Werksman served the RCSD and the Riverside Sheriff’s Association for 22 years.
“We ask that the community keep Deputy Werksman’s family and colleagues in their prayers during this extremely emotional and challenging time,” the RSA said in a statement Friday.
“It’ hard to imagine that just 24 hours ago, our department was in pain due to the COVID-19 death of Deputy Terrell Young. Our members are heartbroken and hurting.”
Werksman began his career with the RCSD on April 23, 1998, and worked assignments at the Robert Presley Detention Center, Jurupa Valley Station, Hazardous Device Team, Lake Elsinore Station, and was most recently assigned to Sheriff’s Administration.
He was a very accomplished deputy and was an FBI-certified Public Safety Bomb Technician (2007).
Werksman had an advanced IED electronics certification, was a HAZMAT specialist and Radiologic/Nuclear First Responder, and was certified in confined space rescue.
He also was a range master, first aid/CPR instructor and advanced scuba certified, just to name a few of his accomplishments
Werksman attended Chapman University. He graduated in 1991 and was a member of the Delta Sigma Phi fraternity.
He served as a youth soccer coach for AYSO Region 37.
Back in April 2005, when he was serving as a counselor at California Baptist University in Riverside, Young attended a community forum.
The event changed his life.
A corporal at the Riverside County Sheriff’s Department who spoke at the forum played a huge role in Young’s decision to become a deputy, according to Black Voice News.
Young told the news outlet that at the forum, the deputy explained that as an officer, he could serve the community by being a positive role model, minister to those in need, be a protector of people provide for his family, and prepare for a good retirement.
Young was all about making communities safer and better.
For several years he remained very active at his home church, according to Black Voice News.
Young told the news outlet in 2006 he planned to aggressively recruit other minorities to the Riverside Sheriff’s Department because it has been a blessing to him and his family.
“My wife and children are totally excited and I could not have successfully completed the academy without their support,” Young said. “My wife Marie was there for me when I came home mentally, physically and spiritually beat from the rigorous training at the academy.”
Young’s assignments at the RCSD included the Larry Smith Correctional Facility, Perris Station, Court Services, Southwest Station, and the Cois Byrd Detention Center.
Prior to becoming a deputy in 2005 at age 38, Young worked as an enrollment counselor at California Baptist University in Riverside, a job he started in 2003, according to his LinkedIn page.

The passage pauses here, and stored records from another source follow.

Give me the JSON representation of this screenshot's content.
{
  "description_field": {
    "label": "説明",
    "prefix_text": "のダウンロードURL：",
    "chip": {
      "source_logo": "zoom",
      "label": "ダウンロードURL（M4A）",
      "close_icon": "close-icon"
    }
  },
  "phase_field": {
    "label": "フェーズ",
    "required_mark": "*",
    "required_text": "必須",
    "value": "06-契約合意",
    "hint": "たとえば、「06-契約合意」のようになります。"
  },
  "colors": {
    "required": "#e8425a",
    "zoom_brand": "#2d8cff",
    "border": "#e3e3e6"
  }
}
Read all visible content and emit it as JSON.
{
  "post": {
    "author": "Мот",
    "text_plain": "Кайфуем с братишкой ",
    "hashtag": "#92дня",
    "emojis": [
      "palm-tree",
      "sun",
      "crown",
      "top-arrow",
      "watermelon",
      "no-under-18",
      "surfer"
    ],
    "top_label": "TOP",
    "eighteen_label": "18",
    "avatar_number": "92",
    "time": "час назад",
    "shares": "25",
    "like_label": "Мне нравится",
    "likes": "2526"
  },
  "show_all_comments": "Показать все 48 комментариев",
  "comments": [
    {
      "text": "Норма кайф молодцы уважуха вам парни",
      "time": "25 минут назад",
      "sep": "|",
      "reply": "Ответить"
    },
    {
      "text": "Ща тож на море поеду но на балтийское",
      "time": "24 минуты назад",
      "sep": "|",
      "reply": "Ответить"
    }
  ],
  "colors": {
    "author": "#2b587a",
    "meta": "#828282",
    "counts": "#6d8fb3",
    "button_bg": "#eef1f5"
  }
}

Prior to that, Young worked as an enrollment counselor at National University in Orange County.
His jobs before that included admissions counselor at the University of Phoenix in Orange County and as an investment advisor at Paine Webber Investments in Orange County.
Bianco said at a news conference he believed that Young may have contracted the novel coronavirus from an inmate whom he had escorted to the Riverside University Health System in mid-March.
“(Young’s death) is a painful loss for our association and the law enforcement community,” RSA President Bill Young said in a statement. “We extend our prayers and deepest condolences to Deputy Young’s family, friends, co-workers during these extraordinary times.”